Masked heroes in suits fight off deranged clowns in her dreams and she wakes up gasping for air after each dream. There’s one who appears the most frequently. He is huge and tall and wears a red helmet. For a “good guy”, he’s quite violent. He leaves his enemies half dead. Some nights he works alone, and other nights, he’ll cooperate with the other suits, but Hazel can tell they’re not exactly teammates. Just people he works with for a common goal.

Every time she dreams of this weird city, there’s this weird pull Hazel just can not explain. Then she has her most vivid dream yet.

The red hood guy is beaten half to death with a crowbar. It’s weird. It feels like deja vu, but that can’t be possible. In her dream, the red helmet guy is smaller, younger, and he’s wearing a completely different costume. She can’t see his face in either suit, but yet she just knows it’s the same person.

And she watches, as a ghostly onlooker, as a crowbar comes down on him over and over and over, until he dies. It’s violent. It’s terrifying and Hazel screams and cries but she can not move. All she can do is watch as this boy who is not much older than her dies. 

And then her dream changes and this boy wakes up alive and Hazel screams herself horse, waking herself up, but almost instantly, the face of this boy is gone and all she can remember are scared, blue eyes. 

 


 

This dream happens again and again. She allows it to happen only three more times before she’s throwing a bag together. It’s the middle of the night and she’s not thinking clearly but she knows this is something she has to do. 

She sends an Iris Message to her brother, who thankfully picks up even though he shouldn’t be up at this hour. (She’ll have to worry about this later.)

When Nico sees her face, he immediately jumps to full alertness. “What’s wrong?” he demands, always ready to be an overprotective brother. “Are you hurt? Is the camp under attack?”

“I need to go to Gotham,” Hazel says, and dumps some mortal money into the pocket of her duffle bag and catalogs everything else she’ll need.

“It’s the middle of the night,” Nico says, as if Hazel does not know. “Wait. Gotham? As in New Jersey?”

“Yes,” Hazel answers. Her heart will just not calm down, consistently pounding against her chest. “I need to go right now.”

“Hazel, slow down, you’re not making any sense.” Nico waits until Hazel takes three large deep breaths and sits down back onto her bed before he cautiously asks, “What’s in Gotham?”

“A boy.” Hazel pauses. “I think he’s a man now, though. I’m not sure and I don’t know The Google well enough to ask.”

“It’s just Google,” Nico corrects, as if he wasn’t also a child from another decade before the internet. “But okay. Back up. Did you meet this boy online, or something?”

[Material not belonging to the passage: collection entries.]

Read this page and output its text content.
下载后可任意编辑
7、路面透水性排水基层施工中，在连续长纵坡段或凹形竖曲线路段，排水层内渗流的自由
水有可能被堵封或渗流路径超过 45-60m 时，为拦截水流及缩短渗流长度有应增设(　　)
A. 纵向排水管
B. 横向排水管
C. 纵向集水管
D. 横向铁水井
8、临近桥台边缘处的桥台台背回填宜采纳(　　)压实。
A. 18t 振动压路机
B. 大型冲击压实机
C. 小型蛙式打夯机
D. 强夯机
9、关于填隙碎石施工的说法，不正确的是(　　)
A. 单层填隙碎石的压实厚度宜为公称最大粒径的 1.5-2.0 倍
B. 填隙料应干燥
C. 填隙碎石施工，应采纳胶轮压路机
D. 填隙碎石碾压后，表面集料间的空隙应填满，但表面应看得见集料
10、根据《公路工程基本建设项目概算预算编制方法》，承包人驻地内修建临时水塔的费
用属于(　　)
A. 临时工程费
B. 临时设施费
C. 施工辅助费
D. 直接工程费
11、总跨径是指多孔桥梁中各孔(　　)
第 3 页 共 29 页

“What?” Hazel demands, incredulous. “No. In my dreams, I met him in my dreams.” And then she realizes how she sounds and clears her throat. It was still so late-or maybe early-and she was suddenly so tired. “I have to get to Gotham, Nico. I can’t explain it but you have to trust me. Please. I really need to go.”

Nico is silent for a very long time. He takes in her duffle bag, her wild expression, her messy hair, the alarm clock barring the time. “Okay,” he finally says. “I’ll take you to Gotham, but not until the morning, okay? You need to go back to sleep.”

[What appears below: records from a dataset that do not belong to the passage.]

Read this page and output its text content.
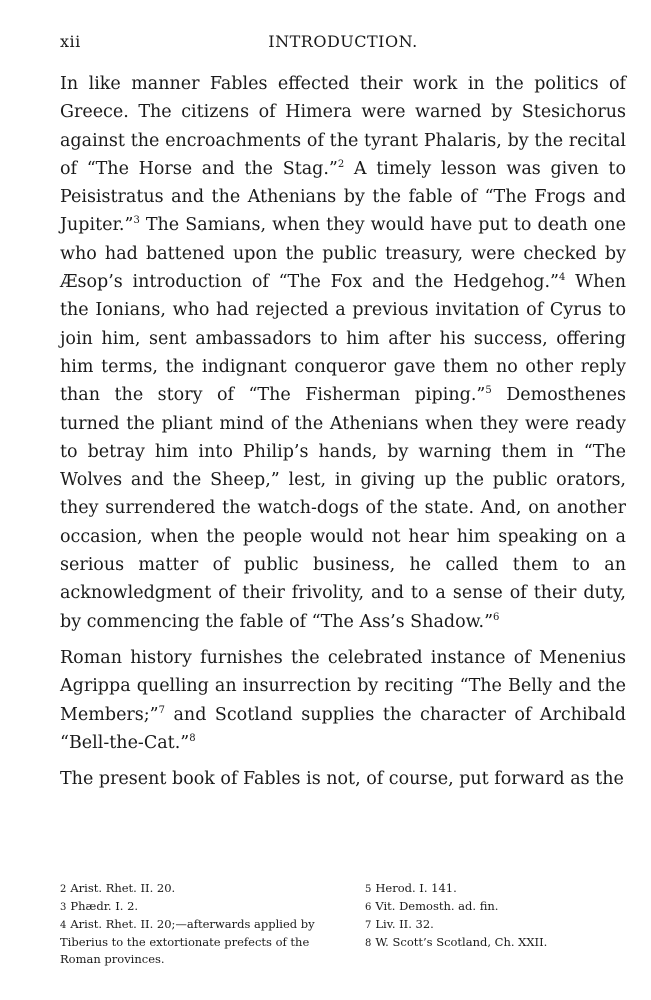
xii	INTRODUCTION.

In like manner Fables effected their work in the politics of Greece. The citizens of Himera were warned by Stesichorus against the encroachments of the tyrant Phalaris, by the recital of “The Horse and the Stag.”$^2$ A timely lesson was given to Peisistratus and the Athenians by the fable of “The Frogs and Jupiter.”$^3$ The Samians, when they would have put to death one who had battened upon the public treasury, were checked by Æsop’s introduction of “The Fox and the Hedgehog.”$^4$ When the Ionians, who had rejected a previous invitation of Cyrus to join him, sent ambassadors to him after his success, offering him terms, the indignant conqueror gave them no other reply than the story of “The Fisherman piping.”$^5$ Demosthenes turned the pliant mind of the Athenians when they were ready to betray him into Philip’s hands, by warning them in “The Wolves and the Sheep,” lest, in giving up the public orators, they surrendered the watch-dogs of the state. And, on another occasion, when the people would not hear him speaking on a serious matter of public business, he called them to an acknowledgment of their frivolity, and to a sense of their duty, by commencing the fable of “The Ass’s Shadow.”$^6$

Roman history furnishes the celebrated instance of Menenius Agrippa quelling an insurrection by reciting “The Belly and the Members;”$^7$ and Scotland supplies the character of Archibald “Bell-the-Cat.”$^8$

The present book of Fables is not, of course, put forward as the

2 Arist. Rhet. II. 20.

3 Phædr. I. 2.

4 Arist. Rhet. II. 20;—afterwards applied by Tiberius to the extortionate prefects of the Roman provinces.

5 Herod. I. 141.

6 Vit. Demosth. ad. fin.

7 Liv. II. 32.

8 W. Scott’s Scotland, Ch. XXII.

Hazel doesn’t feel nearly as relieved as she thought she would, because the thought of actually being in Gotham doesn’t calm her in the slightest. But she nods and she closes her eyes, and she says, “Thank you, Nico.” 

And she tries to go back to sleep, but she’s worried that the blue eyed boy will haunt her again, and Hazel, who for so long was haunting the present as a girl from the past, is not used to being the one who is haunted. 

Notes:

Getting back into the Batman fandom isn’t always the best for my own mental health, but this felt a little cathartic to me. Thank you for reading.